Day 1, 5 or 30 extinction testing: We started the 90-min extinction tests 15 min after intracranial injections. For experiment 1, rats (n = 28) completed the extinction test on Day 1 and Day 30 while for experiment 2, rats completed the extinction test either on Day 5 only (n = 28) or Day 5 and Day 30 (n = 16). All extinction sessions began with extension of Active and Inactive Levers and illumination of red house light which remained on for the duration of the session.
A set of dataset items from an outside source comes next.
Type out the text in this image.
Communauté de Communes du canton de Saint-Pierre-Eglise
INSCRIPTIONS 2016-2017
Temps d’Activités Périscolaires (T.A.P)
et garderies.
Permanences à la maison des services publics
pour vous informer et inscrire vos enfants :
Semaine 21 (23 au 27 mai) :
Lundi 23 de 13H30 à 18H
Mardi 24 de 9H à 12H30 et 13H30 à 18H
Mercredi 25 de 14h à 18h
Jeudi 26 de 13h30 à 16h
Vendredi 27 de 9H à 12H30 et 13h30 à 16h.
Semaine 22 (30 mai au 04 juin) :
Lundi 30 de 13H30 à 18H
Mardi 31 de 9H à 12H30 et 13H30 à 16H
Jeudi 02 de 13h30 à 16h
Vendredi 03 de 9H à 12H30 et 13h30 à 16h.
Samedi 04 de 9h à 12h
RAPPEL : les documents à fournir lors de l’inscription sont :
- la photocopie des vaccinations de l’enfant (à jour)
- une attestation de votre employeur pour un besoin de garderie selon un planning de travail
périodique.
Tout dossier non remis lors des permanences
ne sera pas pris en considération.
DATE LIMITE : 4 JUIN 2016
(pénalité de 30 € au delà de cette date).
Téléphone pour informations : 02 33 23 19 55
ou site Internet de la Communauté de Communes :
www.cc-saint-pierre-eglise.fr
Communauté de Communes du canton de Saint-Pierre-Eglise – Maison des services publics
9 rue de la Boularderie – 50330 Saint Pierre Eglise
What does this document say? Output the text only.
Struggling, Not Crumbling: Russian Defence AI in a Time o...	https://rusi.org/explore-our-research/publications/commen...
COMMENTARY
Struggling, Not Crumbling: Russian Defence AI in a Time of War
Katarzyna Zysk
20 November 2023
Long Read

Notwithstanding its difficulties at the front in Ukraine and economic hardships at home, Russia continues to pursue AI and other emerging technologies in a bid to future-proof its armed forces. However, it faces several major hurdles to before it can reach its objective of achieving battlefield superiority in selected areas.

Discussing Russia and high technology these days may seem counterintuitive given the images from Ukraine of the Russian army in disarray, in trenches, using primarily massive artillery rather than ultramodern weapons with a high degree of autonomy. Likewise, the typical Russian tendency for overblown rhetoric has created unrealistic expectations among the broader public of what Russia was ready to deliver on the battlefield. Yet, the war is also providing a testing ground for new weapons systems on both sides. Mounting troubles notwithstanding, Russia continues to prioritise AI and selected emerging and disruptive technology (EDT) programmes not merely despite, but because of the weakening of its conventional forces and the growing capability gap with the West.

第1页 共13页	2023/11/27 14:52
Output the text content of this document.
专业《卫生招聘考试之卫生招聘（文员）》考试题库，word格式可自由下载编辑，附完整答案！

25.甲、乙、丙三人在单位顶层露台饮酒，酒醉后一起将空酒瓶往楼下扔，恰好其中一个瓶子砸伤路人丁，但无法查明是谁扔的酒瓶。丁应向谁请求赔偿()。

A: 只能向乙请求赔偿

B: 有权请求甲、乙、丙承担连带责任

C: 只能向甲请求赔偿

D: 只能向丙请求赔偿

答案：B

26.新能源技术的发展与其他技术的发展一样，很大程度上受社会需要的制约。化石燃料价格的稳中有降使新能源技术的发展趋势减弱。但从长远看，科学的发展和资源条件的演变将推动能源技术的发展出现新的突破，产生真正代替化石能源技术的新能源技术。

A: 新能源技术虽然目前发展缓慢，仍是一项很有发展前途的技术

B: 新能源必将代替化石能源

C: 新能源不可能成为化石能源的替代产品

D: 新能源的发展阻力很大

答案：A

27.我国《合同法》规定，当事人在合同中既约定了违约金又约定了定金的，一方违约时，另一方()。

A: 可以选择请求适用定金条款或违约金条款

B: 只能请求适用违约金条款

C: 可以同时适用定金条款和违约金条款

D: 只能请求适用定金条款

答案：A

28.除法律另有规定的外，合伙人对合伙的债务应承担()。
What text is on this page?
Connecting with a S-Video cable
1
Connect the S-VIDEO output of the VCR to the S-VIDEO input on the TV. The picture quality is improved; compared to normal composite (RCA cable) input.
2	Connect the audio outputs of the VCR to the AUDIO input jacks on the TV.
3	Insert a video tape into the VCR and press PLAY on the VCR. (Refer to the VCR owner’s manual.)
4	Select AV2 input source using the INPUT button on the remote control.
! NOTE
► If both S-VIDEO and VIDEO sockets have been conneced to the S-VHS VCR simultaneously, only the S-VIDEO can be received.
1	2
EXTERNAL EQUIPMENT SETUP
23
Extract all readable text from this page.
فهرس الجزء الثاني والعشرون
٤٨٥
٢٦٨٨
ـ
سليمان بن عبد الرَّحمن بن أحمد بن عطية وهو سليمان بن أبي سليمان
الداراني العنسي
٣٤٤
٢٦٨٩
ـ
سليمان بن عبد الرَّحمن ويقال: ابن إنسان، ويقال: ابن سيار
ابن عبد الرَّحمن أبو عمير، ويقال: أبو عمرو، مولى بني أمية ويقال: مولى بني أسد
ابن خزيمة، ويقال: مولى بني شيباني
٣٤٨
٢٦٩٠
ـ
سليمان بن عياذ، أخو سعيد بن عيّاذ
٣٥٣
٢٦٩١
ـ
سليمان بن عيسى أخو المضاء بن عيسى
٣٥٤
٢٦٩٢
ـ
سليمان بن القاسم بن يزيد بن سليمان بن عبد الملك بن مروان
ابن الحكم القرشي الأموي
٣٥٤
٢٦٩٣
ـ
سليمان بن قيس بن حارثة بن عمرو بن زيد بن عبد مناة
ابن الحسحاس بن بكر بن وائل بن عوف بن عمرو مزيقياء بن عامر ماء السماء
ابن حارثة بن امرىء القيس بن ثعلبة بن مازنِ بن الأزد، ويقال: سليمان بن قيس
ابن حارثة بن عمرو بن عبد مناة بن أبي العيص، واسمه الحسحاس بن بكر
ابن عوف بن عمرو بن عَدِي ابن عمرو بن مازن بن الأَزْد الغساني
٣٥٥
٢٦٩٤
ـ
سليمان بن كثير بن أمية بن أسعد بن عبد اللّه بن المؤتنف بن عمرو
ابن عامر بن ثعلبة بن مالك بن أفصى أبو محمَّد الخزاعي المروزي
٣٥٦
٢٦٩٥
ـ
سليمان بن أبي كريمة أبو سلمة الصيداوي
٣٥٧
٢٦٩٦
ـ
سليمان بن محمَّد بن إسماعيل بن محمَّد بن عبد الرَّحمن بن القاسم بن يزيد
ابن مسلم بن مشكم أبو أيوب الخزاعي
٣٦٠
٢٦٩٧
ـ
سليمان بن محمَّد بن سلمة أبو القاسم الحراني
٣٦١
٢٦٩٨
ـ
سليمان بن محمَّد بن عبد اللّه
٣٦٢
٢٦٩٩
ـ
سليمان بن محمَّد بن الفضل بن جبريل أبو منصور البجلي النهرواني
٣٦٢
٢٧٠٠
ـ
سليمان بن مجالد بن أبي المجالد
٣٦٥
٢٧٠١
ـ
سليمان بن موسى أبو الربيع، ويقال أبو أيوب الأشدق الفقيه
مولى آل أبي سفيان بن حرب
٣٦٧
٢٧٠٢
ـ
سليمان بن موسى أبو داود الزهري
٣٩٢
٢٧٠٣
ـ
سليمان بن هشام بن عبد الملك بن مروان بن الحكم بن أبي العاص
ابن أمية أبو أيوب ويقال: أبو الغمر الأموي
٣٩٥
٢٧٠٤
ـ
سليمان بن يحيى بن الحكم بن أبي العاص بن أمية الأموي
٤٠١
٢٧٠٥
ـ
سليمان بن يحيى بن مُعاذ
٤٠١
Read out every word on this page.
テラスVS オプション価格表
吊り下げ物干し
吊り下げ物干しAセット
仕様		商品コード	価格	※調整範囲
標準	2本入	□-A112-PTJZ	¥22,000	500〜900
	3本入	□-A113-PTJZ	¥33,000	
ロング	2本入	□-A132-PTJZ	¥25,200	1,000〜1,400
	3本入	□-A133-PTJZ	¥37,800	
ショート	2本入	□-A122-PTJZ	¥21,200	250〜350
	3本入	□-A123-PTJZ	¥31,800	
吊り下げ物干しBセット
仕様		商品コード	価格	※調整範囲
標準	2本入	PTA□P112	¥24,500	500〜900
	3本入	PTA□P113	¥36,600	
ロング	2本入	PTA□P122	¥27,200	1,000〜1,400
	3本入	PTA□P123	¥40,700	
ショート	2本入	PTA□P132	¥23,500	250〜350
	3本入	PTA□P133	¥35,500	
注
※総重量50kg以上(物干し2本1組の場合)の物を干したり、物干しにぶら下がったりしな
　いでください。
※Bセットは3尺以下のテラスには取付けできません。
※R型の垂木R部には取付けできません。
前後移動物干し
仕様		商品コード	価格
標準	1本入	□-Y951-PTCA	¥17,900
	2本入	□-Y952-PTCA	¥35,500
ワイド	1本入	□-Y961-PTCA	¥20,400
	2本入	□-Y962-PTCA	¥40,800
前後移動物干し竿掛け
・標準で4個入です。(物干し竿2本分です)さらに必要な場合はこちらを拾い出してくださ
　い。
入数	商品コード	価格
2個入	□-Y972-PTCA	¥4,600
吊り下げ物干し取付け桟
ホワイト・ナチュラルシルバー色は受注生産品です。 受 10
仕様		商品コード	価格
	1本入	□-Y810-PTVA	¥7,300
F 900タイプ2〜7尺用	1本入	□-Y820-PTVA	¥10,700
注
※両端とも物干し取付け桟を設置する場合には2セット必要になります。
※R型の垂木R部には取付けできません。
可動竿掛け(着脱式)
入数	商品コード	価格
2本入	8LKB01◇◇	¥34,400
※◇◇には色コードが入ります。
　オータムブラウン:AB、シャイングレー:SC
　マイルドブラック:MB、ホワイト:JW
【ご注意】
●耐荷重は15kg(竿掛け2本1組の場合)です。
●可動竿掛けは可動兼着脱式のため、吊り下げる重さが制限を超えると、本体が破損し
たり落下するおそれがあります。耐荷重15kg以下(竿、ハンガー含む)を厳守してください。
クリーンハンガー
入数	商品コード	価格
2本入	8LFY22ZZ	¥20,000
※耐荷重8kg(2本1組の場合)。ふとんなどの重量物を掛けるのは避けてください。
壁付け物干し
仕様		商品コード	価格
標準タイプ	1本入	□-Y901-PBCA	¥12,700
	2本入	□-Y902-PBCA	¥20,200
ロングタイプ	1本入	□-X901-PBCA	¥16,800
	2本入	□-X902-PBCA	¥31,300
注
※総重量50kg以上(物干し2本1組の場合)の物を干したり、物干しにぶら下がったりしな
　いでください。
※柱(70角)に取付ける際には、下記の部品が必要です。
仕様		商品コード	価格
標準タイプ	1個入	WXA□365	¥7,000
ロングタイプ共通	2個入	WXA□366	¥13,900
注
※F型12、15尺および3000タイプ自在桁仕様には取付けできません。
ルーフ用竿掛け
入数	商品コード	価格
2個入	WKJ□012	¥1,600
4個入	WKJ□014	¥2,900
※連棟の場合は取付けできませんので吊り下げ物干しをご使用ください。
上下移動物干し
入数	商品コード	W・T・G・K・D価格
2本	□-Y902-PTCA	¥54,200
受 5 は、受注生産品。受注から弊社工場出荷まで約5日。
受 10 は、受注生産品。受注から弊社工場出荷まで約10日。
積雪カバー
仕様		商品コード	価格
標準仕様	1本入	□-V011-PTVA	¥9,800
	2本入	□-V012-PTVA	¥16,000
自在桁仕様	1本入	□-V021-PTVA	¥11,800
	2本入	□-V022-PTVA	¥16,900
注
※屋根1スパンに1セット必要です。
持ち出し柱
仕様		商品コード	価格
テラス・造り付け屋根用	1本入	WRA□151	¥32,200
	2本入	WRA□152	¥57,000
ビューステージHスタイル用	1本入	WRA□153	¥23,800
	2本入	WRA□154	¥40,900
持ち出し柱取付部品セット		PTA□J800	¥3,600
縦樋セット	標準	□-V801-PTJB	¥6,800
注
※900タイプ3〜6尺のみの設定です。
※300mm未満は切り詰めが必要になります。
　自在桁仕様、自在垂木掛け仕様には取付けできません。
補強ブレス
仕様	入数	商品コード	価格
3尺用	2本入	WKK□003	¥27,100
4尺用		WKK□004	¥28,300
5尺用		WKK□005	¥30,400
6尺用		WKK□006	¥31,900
Presses on the Active Lever no longer resulted in drug infusions, but still resulted in contingent tone-light cue on the same FR1 20 s time out schedule of reinforcement used during training. Maintaining the same reinforcement schedule during testing enables us to examine patterns of drug seeking based on previously learned cue reinforcement contingencies in the absence of the drug, instead of newly acquired cue reinforcement contingencies in the absence of the drug. We recorded number of active presses for all experiments as well as the timestamp of each active press during day 5 test. Presses on the Inactive Lever were recorded but had no consequences.

A correction has also been made to Discussion, Methodological Considerations, Paragraph 1. The corrected paragraph is shown below.

Methodological Considerations

In the present study, we used the same schedule of reinforcement for training and test, maintaining the 20 s timeout period between cue-reinforcement at test. Maintaining the same reinforcement schedule during testing enabled us to examine patterns of drug seeking based on previously learned cue reinforcement contingencies in the absence of the drug, instead of newly acquired cue reinforcement contingencies. Further, it provided us with a deeper understanding of the role of BNST CRFR1 receptors, as R121919 treatment increased the interval between reinforced presses and reduced the amount of fentanyl-associated conditioned reinforcement during test.

The authors apologize for these errors and state that they do not change the scientific conclusions of the article in any way. The original article has been updated.